More than 50 nursing homes have closed since 2000, bringing the total number of such facilities in Minnesota below 400 for the first time in decades. Waiting lists for nursing-home beds are developing. Families are forced to place frail loved ones farther from home, straining family ties when they are sorely needed.
And every year at the Capitol, it's the same story. Nursing-home lobbyists are forced to come begging for enough money to give their employees modest cost-of-living increases and continue to operate under the standards required by law. Every year, legislators of both parties give lip service to the need to pay for the long-term care needs of the state's most vulnerable and disadvantaged citizens. But many years in the past two decades, appropriations have not met that goal.

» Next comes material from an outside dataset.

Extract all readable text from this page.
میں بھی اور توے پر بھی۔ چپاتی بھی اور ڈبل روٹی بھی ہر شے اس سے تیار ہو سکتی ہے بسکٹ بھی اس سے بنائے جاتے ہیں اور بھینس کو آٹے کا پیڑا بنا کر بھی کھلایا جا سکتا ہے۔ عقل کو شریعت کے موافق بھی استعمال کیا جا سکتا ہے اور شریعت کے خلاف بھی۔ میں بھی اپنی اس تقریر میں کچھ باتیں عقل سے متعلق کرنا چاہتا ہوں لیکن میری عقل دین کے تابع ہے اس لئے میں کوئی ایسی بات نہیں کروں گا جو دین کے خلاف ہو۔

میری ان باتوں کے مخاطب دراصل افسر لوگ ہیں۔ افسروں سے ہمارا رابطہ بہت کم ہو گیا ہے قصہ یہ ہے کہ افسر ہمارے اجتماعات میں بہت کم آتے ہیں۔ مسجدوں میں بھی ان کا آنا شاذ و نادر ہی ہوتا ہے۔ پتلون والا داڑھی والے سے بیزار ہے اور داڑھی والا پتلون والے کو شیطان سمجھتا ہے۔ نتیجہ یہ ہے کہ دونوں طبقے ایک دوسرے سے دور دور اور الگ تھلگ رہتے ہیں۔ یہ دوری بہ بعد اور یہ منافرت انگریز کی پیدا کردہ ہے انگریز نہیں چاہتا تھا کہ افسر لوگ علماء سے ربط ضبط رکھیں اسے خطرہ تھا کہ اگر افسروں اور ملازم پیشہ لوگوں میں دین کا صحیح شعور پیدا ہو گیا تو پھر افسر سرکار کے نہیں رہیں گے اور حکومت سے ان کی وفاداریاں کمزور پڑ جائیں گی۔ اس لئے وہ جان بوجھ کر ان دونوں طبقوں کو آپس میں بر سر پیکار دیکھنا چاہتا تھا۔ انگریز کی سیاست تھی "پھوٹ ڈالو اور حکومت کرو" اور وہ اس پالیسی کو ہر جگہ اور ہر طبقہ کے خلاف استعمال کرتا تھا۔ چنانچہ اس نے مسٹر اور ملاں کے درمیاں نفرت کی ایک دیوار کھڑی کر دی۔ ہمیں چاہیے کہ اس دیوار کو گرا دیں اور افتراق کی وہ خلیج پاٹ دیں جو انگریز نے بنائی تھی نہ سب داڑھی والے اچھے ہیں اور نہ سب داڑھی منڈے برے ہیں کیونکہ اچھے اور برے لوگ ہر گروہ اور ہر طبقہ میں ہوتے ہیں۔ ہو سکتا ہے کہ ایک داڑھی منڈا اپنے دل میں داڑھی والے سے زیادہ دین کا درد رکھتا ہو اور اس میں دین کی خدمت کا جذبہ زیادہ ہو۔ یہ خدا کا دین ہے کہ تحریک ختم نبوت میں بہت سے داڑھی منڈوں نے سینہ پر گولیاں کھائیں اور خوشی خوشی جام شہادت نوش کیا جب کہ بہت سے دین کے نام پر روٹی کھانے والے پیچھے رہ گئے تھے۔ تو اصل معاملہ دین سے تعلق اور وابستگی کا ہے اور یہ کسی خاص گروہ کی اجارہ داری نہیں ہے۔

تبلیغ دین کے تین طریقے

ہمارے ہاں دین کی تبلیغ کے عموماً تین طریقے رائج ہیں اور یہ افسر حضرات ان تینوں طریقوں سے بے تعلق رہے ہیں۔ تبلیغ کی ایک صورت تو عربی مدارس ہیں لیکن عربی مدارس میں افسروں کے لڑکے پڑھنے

This year could be the worst yet for long-term care at the Capitol. The state's looming $5 billion-plus biennial budget shortfall makes the nursing-home industry's request for an additional $87 million over the next two years seem almost hopelessly unattainable, no matter how justified it is.
This is a pattern that badly needs to change. If it doesn't, many more nursing homes will close, and the quality of care in those that remain will unacceptably erode.
Fortunately, the nursing-home industry, advocates for seniors and key legislators of both parties all acknowledge the need for change. While they come at the problem in different ways, they share the view that state government is carrying too much of Minnesota's long-term care burden, and the state relies too much on costly institutional care.
A number of intriguing ideas have been floated that would change this picture over time. The state could create a tax-advantaged savings program to encourage more personal saving for long-term care needs. It could establish a low-cost social insurance system, modeled after Social Security, to cover a portion of the long-term care expenses of enrollees. The state fund that supports MinnesotaCare insurance could be tapped to jump-start such a program.
Funding long-term care through community-based consortiums, something already being tried, could be expanded, with an eye toward intensifying efforts to delay or prevent nursing-home stays.
An old idea is bound to be back as well. For years, the industry has sought permission to charge private-paying residents a higher rate than Medicaid pays -- something most states allow. It's a move that's been opposed by seniors advocates. This year's budget crisis compels another look at that possibility.
Long-term care is but one government-dependent activity that faces a bleak future without major reform. This year, legislators and Gov. Tim Pawlenty should embrace change, with the recognition that preserving the status quo is the riskier course.